Was normal ist, ist eine nicht beantwortbare Frage. Dass sich in einer Straße viele Gastronomiebetriebe nebeneinander ansiedeln, ist jedoch nicht ungewöhnlich. „Clustering“ nennen das die Experten. „Die Gastronomie macht das gerne und Lokale siedeln sich eben gerne nebeneinander an“, erklärt Wolfgang Richter, Geschäftsführer von Regioplan. Wenn es dabei eine Vielfalt gibt, Abwechslung für die Gäste, dann funktioniere das auch für alle gut.

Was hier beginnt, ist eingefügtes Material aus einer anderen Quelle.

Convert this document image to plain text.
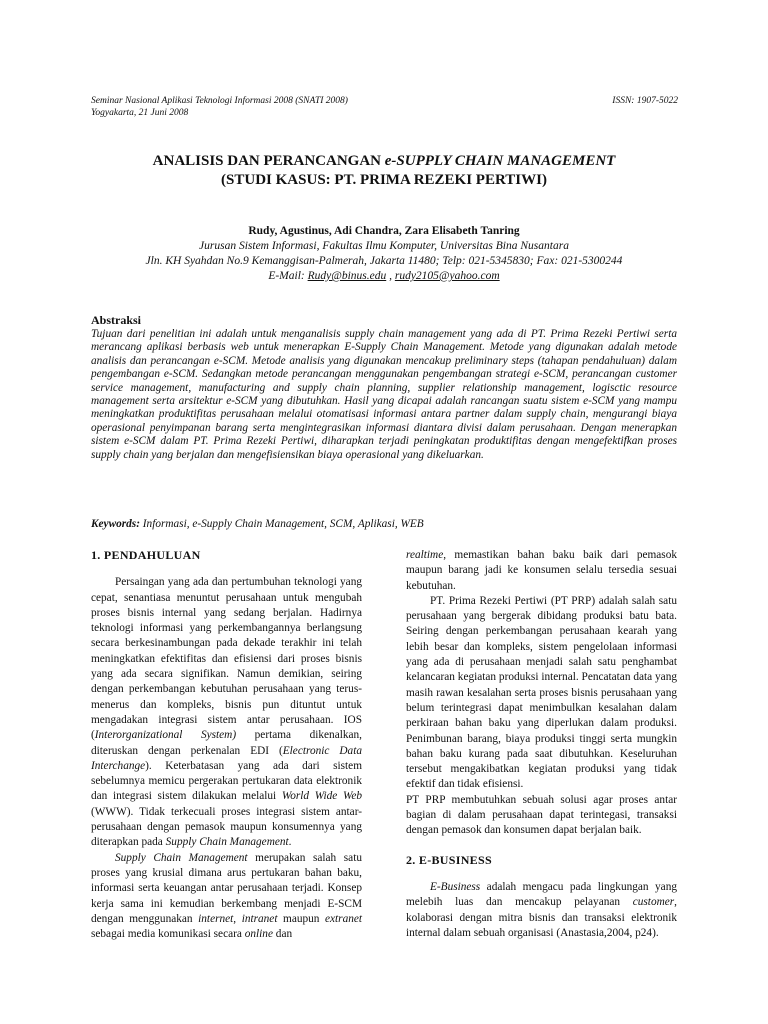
Seminar Nasional Aplikasi Teknologi Informasi 2008 (SNATI 2008)
Yogyakarta, 21 Juni 2008
ISSN: 1907-5022
ANALISIS DAN PERANCANGAN e-SUPPLY CHAIN MANAGEMENT
(STUDI KASUS: PT. PRIMA REZEKI PERTIWI)
Rudy, Agustinus, Adi Chandra, Zara Elisabeth Tanring
Jurusan Sistem Informasi, Fakultas Ilmu Komputer, Universitas Bina Nusantara
Jln. KH Syahdan No.9 Kemanggisan-Palmerah, Jakarta 11480; Telp: 021-5345830; Fax: 021-5300244
E-Mail: Rudy@binus.edu , rudy2105@yahoo.com
Abstraksi
Tujuan dari penelitian ini adalah untuk menganalisis supply chain management yang ada di PT. Prima Rezeki Pertiwi serta merancang aplikasi berbasis web untuk menerapkan E-Supply Chain Management. Metode yang digunakan adalah metode analisis dan perancangan e-SCM. Metode analisis yang digunakan mencakup preliminary steps (tahapan pendahuluan) dalam pengembangan e-SCM. Sedangkan metode perancangan menggunakan pengembangan strategi e-SCM, perancangan customer service management, manufacturing and supply chain planning, supplier relationship management, logisctic resource management serta arsitektur e-SCM yang dibutuhkan. Hasil yang dicapai adalah rancangan suatu sistem e-SCM yang mampu meningkatkan produktifitas perusahaan melalui otomatisasi informasi antara partner dalam supply chain, mengurangi biaya operasional penyimpanan barang serta mengintegrasikan informasi diantara divisi dalam perusahaan. Dengan menerapkan sistem e-SCM dalam PT. Prima Rezeki Pertiwi, diharapkan terjadi peningkatan produktifitas dengan mengefektifkan proses supply chain yang berjalan dan mengefisiensikan biaya operasional yang dikeluarkan.
Keywords: Informasi, e-Supply Chain Management, SCM, Aplikasi, WEB

1. PENDAHULUAN

Persaingan yang ada dan pertumbuhan teknologi yang cepat, senantiasa menuntut perusahaan untuk mengubah proses bisnis internal yang sedang berjalan. Hadirnya teknologi informasi yang perkembangannya berlangsung secara berkesinambungan pada dekade terakhir ini telah meningkatkan efektifitas dan efisiensi dari proses bisnis yang ada secara signifikan. Namun demikian, seiring dengan perkembangan kebutuhan perusahaan yang terus-menerus dan kompleks, bisnis pun dituntut untuk mengadakan integrasi sistem antar perusahaan. IOS (Interorganizational System) pertama dikenalkan, diteruskan dengan perkenalan EDI (Electronic Data Interchange). Keterbatasan yang ada dari sistem sebelumnya memicu pergerakan pertukaran data elektronik dan integrasi sistem dilakukan melalui World Wide Web (WWW). Tidak terkecuali proses integrasi sistem antar-perusahaan dengan pemasok maupun konsumennya yang diterapkan pada Supply Chain Management.

Supply Chain Management merupakan salah satu proses yang krusial dimana arus pertukaran bahan baku, informasi serta keuangan antar perusahaan terjadi. Konsep kerja sama ini kemudian berkembang menjadi E-SCM dengan menggunakan internet, intranet maupun extranet sebagai media komunikasi secara online dan

realtime, memastikan bahan baku baik dari pemasok maupun barang jadi ke konsumen selalu tersedia sesuai kebutuhan.

PT. Prima Rezeki Pertiwi (PT PRP) adalah salah satu perusahaan yang bergerak dibidang produksi batu bata. Seiring dengan perkembangan perusahaan kearah yang lebih besar dan kompleks, sistem pengelolaan informasi yang ada di perusahaan menjadi salah satu penghambat kelancaran kegiatan produksi internal. Pencatatan data yang masih rawan kesalahan serta proses bisnis perusahaan yang belum terintegrasi dapat menimbulkan kesalahan dalam perkiraan bahan baku yang diperlukan dalam produksi. Penimbunan barang, biaya produksi tinggi serta mungkin bahan baku kurang pada saat dibutuhkan. Keseluruhan tersebut mengakibatkan kegiatan produksi yang tidak efektif dan tidak efisiensi.

PT PRP membutuhkan sebuah solusi agar proses antar bagian di dalam perusahaan dapat terintegasi, transaksi dengan pemasok dan konsumen dapat berjalan baik.

2. E-BUSINESS

E-Business adalah mengacu pada lingkungan yang melebih luas dan mencakup pelayanan customer, kolaborasi dengan mitra bisnis dan transaksi elektronik internal dalam sebuah organisasi (Anastasia,2004, p24).
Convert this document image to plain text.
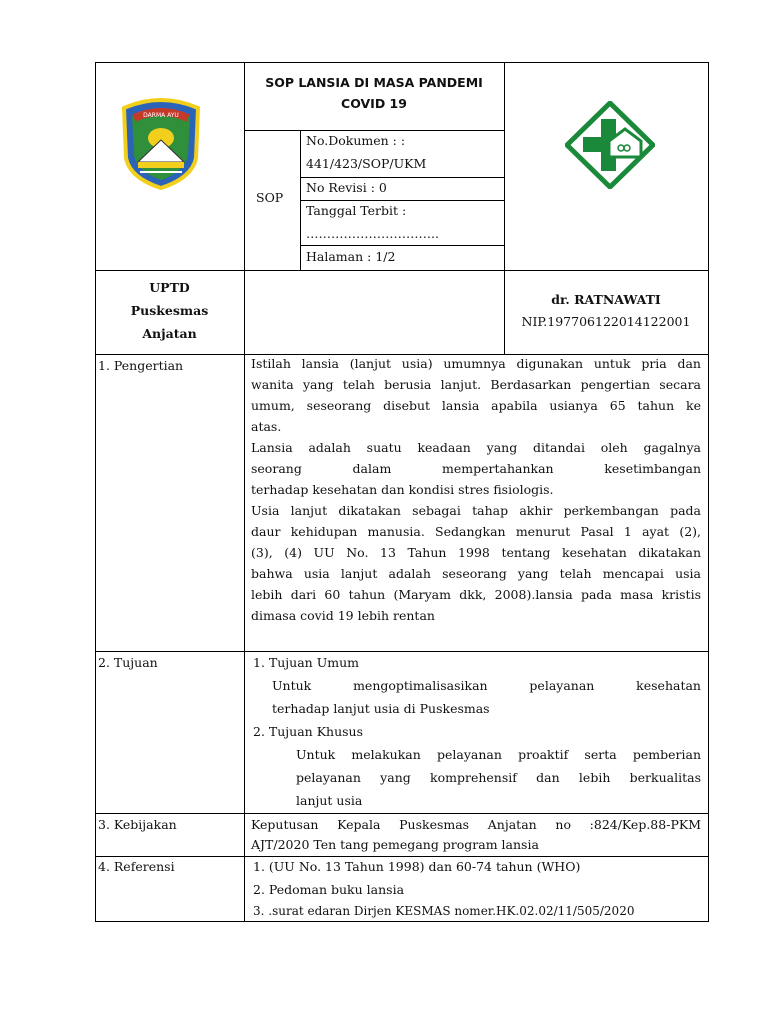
DARMA AYU
SOP LANSIA DI MASA PANDEMI
COVID 19
SOP
No.Dokumen : :
441/423/SOP/UKM
No Revisi : 0
Tanggal Terbit :
…………………………..
Halaman : 1/2
UPTD
Puskesmas
Anjatan
dr. RATNAWATI
NIP.197706122014122001
1. Pengertian	Istilah lansia (lanjut usia) umumnya digunakan untuk pria dan
wanita yang telah berusia lanjut. Berdasarkan pengertian secara
umum, seseorang disebut lansia apabila usianya 65 tahun ke
atas.
Lansia adalah suatu keadaan yang ditandai oleh gagalnya
seorang dalam mempertahankan kesetimbangan
terhadap kesehatan dan kondisi stres fisiologis.
Usia lanjut dikatakan sebagai tahap akhir perkembangan pada
daur kehidupan manusia. Sedangkan menurut Pasal 1 ayat (2),
(3), (4) UU No. 13 Tahun 1998 tentang kesehatan dikatakan
bahwa usia lanjut adalah seseorang yang telah mencapai usia
lebih dari 60 tahun (Maryam dkk, 2008).lansia pada masa kristis
dimasa covid 19 lebih rentan
2. Tujuan	1. Tujuan Umum
Untuk mengoptimalisasikan pelayanan kesehatan
terhadap lanjut usia di Puskesmas
2. Tujuan Khusus
Untuk melakukan pelayanan proaktif serta pemberian
pelayanan yang komprehensif dan lebih berkualitas
lanjut usia
3. Kebijakan	Keputusan Kepala Puskesmas Anjatan no :824/Kep.88-PKM
AJT/2020 Ten tang pemegang program lansia
4. Referensi	1. (UU No. 13 Tahun 1998) dan 60-74 tahun (WHO)
2. Pedoman buku lansia
3. .surat edaran Dirjen KESMAS nomer.HK.02.02/11/505/2020
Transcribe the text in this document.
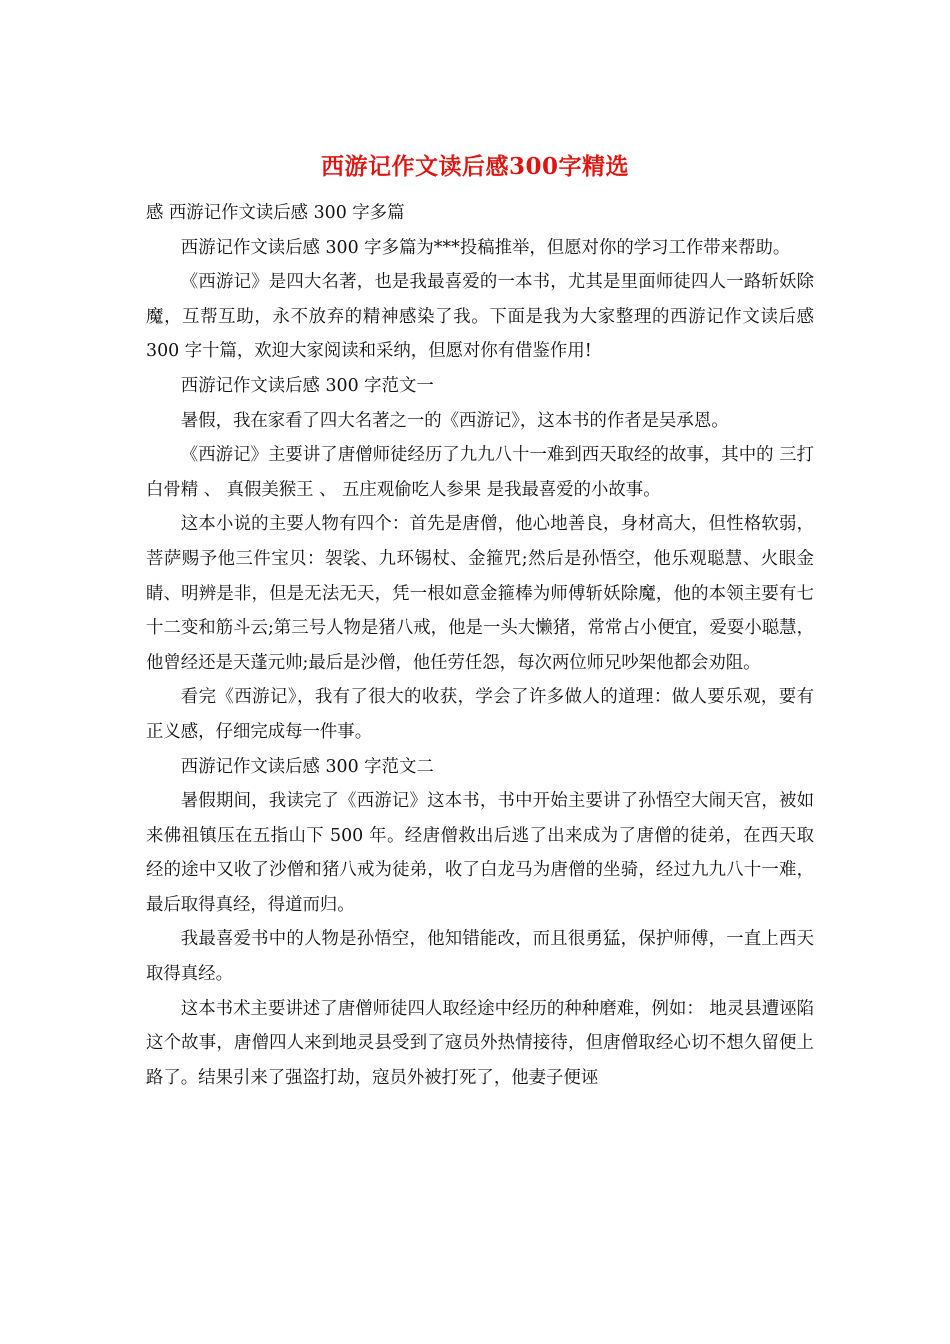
西游记作文读后感300字精选

感 西游记作文读后感 300 字多篇

西游记作文读后感 300 字多篇为***投稿推举，但愿对你的学习工作带来帮助。

《西游记》是四大名著，也是我最喜爱的一本书，尤其是里面师徒四人一路斩妖除魔，互帮互助，永不放弃的精神感染了我。下面是我为大家整理的西游记作文读后感 300 字十篇，欢迎大家阅读和采纳，但愿对你有借鉴作用!

西游记作文读后感 300 字范文一

暑假，我在家看了四大名著之一的《西游记》，这本书的作者是吴承恩。

《西游记》主要讲了唐僧师徒经历了九九八十一难到西天取经的故事，其中的 三打白骨精 、 真假美猴王 、 五庄观偷吃人参果 是我最喜爱的小故事。

这本小说的主要人物有四个：首先是唐僧，他心地善良，身材高大，但性格软弱，菩萨赐予他三件宝贝：袈裟、九环锡杖、金箍咒;然后是孙悟空，他乐观聪慧、火眼金睛、明辨是非，但是无法无天，凭一根如意金箍棒为师傅斩妖除魔，他的本领主要有七十二变和筋斗云;第三号人物是猪八戒，他是一头大懒猪，常常占小便宜，爱耍小聪慧，他曾经还是天蓬元帅;最后是沙僧，他任劳任怨，每次两位师兄吵架他都会劝阻。

看完《西游记》，我有了很大的收获，学会了许多做人的道理：做人要乐观，要有正义感，仔细完成每一件事。

西游记作文读后感 300 字范文二

暑假期间，我读完了《西游记》这本书，书中开始主要讲了孙悟空大闹天宫，被如来佛祖镇压在五指山下 500 年。经唐僧救出后逃了出来成为了唐僧的徒弟，在西天取经的途中又收了沙僧和猪八戒为徒弟，收了白龙马为唐僧的坐骑，经过九九八十一难，最后取得真经，得道而归。

我最喜爱书中的人物是孙悟空，他知错能改，而且很勇猛，保护师傅，一直上西天取得真经。

这本书术主要讲述了唐僧师徒四人取经途中经历的种种磨难，例如： 地灵县遭诬陷 这个故事，唐僧四人来到地灵县受到了寇员外热情接待，但唐僧取经心切不想久留便上路了。结果引来了强盗打劫，寇员外被打死了，他妻子便诬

So wie in der Schleifmühlgasse, wo das Nebeneinander der Lokale schon seit Jahren gut geht. Das bekannte Anzengruber ist hier, das Otto e Mezzo, die Vollpension, der Breakfastclub oder das Point of Sale. Alle Lokale sind am Spätnachmittag unseres Besuchs lebendig und voll. Es ist ein Viertel für die Jungen, unweit der Technischen Universität. Auch der Naschmarkt mit seinen vielen Esslokalen ist ganz nah.
Das Servitenviertel hat sich durch den dörflichen Charakter und die Vielfalt einen Ruf geschaffen
Die Servitengasse im 9. Bezirk hat sich auch als Gastromeile etabliert – wenn auch mit anderer Klientel. Hier ist gehobenes Publikum unterwegs, älter und gut situiert. Die kleine Wohnstraße bietet ein Dutzend Lokale auf gerade mal 200 Meter. „Das ist toll, wir profitieren alle davon“, erklärt uns Gerald König vom gleichnamigen Delikatessengeschäft. Ein Lokal alleine würde hier untergehen, „aber das Servitenviertel hat sich durch den dörflichen Charakter und die Vielfalt einen Ruf geschaffen“.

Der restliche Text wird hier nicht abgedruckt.